In one of the more notable cultural gestures of the century, Europe exported armies of artists, mostly from Germany and Austria, to reshape and redefine Hollywood during the 1920s and '30s. Many decades later, America returned the favor by replacing most of Europe's local cinema with U.S. product, an ongoing process that makes the idea of "regional cinema" practically oxymoronic. Still, there are pockets of resistance, if the sixth annual Berlin & Beyond festival, featuring recent German, Austrian, and Swiss films, is any indication.
One of the higher-profile entries this year recalls that early period of German-American cultural exchange. In Marlene, director Joseph Vilsmaier painstakingly re-creates Dietrich's progression from bisexual Berliner to Hollywood icon, in the process sampling, without plumbing too deeply, her numerous troubled relationships with men and women. Actress Katja Flint's impersonation of Dietrich lingers on the surface, perhaps not unwisely given the subject's masklike demeanor and enduring air of mystery. Also from this period is Ernst Lubitsch's decorative silent classic Madame Dubarry, playing in a restored print and featuring an original live score by Dennis James (on the Mighty Wurlitzer).
On a grittier note is Götz Spielmann's Die Fremde (The Stranger). This intricately plotted tale follows a drug-smuggling couple who arrive in Vienna with a kilo of cocaine only to find their connection in jail. The Vienna on view here is far from the comforting vision of artists' enclaves and cobblestone streets with which we're familiar; instead, it's a grim realm of displaced persons who find shelter in brief liaisons that fade as soon as "business" -- which trumps almost everything -- is concluded. Die Polizistin (The Policewoman) effectively explores some of the same territory of lost lives in the New Europe. Andreas Dresen takes a vérité approach to the title character's attempts at adjusting to cop life in one of Germany's most impoverished areas.
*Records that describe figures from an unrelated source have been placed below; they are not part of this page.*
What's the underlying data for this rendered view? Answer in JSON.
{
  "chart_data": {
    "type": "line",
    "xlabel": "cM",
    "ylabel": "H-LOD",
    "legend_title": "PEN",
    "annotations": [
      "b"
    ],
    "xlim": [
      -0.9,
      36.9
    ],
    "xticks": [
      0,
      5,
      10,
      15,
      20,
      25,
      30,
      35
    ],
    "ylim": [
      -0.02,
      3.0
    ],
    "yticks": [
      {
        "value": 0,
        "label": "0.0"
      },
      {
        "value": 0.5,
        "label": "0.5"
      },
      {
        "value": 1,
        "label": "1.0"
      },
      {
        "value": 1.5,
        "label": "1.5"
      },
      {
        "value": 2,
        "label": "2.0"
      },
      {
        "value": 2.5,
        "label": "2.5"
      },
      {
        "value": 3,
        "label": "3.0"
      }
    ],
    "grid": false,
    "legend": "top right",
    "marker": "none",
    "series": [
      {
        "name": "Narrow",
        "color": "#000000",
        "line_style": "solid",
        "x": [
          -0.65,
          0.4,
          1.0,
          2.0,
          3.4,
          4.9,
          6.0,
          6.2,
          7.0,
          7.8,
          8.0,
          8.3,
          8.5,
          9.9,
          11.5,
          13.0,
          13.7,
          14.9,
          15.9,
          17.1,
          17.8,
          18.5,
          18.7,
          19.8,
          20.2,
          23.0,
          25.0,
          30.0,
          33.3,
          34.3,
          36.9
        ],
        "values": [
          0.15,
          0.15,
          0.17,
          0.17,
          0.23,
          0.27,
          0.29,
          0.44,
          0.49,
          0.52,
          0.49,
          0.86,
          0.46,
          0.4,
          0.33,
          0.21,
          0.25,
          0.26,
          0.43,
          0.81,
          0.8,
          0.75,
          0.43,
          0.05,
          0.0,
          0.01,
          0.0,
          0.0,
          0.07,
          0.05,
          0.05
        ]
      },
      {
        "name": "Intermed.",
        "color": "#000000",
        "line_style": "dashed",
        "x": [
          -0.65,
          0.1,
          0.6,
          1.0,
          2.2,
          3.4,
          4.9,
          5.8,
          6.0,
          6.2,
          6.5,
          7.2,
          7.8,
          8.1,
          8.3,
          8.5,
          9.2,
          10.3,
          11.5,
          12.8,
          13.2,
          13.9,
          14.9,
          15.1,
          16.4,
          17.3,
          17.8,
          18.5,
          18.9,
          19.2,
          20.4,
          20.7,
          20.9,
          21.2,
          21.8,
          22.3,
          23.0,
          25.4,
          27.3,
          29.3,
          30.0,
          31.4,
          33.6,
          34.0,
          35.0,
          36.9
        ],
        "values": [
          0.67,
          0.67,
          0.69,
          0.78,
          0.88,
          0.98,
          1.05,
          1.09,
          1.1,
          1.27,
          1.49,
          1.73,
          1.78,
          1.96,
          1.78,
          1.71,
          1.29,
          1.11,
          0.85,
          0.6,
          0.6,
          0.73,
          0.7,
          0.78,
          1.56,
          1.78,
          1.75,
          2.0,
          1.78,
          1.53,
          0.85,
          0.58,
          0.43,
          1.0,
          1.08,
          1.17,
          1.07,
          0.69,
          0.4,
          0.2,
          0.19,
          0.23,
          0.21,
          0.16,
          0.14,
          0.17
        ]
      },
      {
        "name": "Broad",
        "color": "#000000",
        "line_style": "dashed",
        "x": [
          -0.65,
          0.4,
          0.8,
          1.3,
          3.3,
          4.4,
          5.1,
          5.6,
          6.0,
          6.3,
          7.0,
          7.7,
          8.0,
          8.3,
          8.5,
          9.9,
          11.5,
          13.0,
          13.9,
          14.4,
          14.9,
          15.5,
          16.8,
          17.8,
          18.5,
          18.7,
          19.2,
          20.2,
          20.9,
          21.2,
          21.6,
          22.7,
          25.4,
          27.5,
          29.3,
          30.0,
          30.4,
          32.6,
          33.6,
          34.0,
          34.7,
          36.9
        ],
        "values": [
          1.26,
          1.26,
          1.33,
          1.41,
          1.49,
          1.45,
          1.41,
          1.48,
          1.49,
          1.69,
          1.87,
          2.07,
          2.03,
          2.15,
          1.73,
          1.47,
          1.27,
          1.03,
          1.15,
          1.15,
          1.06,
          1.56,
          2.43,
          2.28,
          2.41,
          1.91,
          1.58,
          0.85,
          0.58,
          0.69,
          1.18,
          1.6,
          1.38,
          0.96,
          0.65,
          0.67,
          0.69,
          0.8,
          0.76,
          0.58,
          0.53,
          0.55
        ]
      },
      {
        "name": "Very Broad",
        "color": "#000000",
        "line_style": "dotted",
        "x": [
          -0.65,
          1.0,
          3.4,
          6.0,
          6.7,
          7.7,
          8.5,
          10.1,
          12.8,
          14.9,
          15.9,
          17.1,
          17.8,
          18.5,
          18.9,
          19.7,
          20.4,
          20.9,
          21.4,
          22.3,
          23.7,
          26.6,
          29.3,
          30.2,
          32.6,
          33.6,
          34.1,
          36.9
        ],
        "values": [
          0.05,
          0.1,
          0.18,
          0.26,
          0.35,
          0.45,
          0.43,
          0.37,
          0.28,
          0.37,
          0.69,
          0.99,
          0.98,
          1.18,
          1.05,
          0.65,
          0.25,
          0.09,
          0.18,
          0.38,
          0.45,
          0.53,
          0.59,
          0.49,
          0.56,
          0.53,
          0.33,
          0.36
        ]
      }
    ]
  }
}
The film's gallery of grotesques -- a twirling Alzheimer's patient, a homeless psychotic -- brings a rude reality to the film, balancing the occasional swings into bathos.
Berlin & Beyond also includes a festival within the festival. Director Doris Dörrie is the subject of a retrospective that includes her first feature, Mitten Ins Herz (Straight Through the Heart), and her most recent work, the shot-on-video Erleuchtung Garantiert (Enlightenment Guaranteed). In the latter -- one of her best -- two middle-aged brothers whose lives are in a shambles visit a Japanese monastery. Dörrie's specialties are playful satire and absurdist views of human relations, and both are happily in evidence in the film's gentle skewering of a number of targets, from marriage to consumerism to feng shui. The film also resonates with comic and wistful images of the displacement theme that filigrees many of the festival's entries. In a memorable sequence, one of the brothers literally sings for his supper, soliciting money from startled Tokyo passers-by by belting out Gloria Gaynor's disco hit "I Will Survive" -- in German.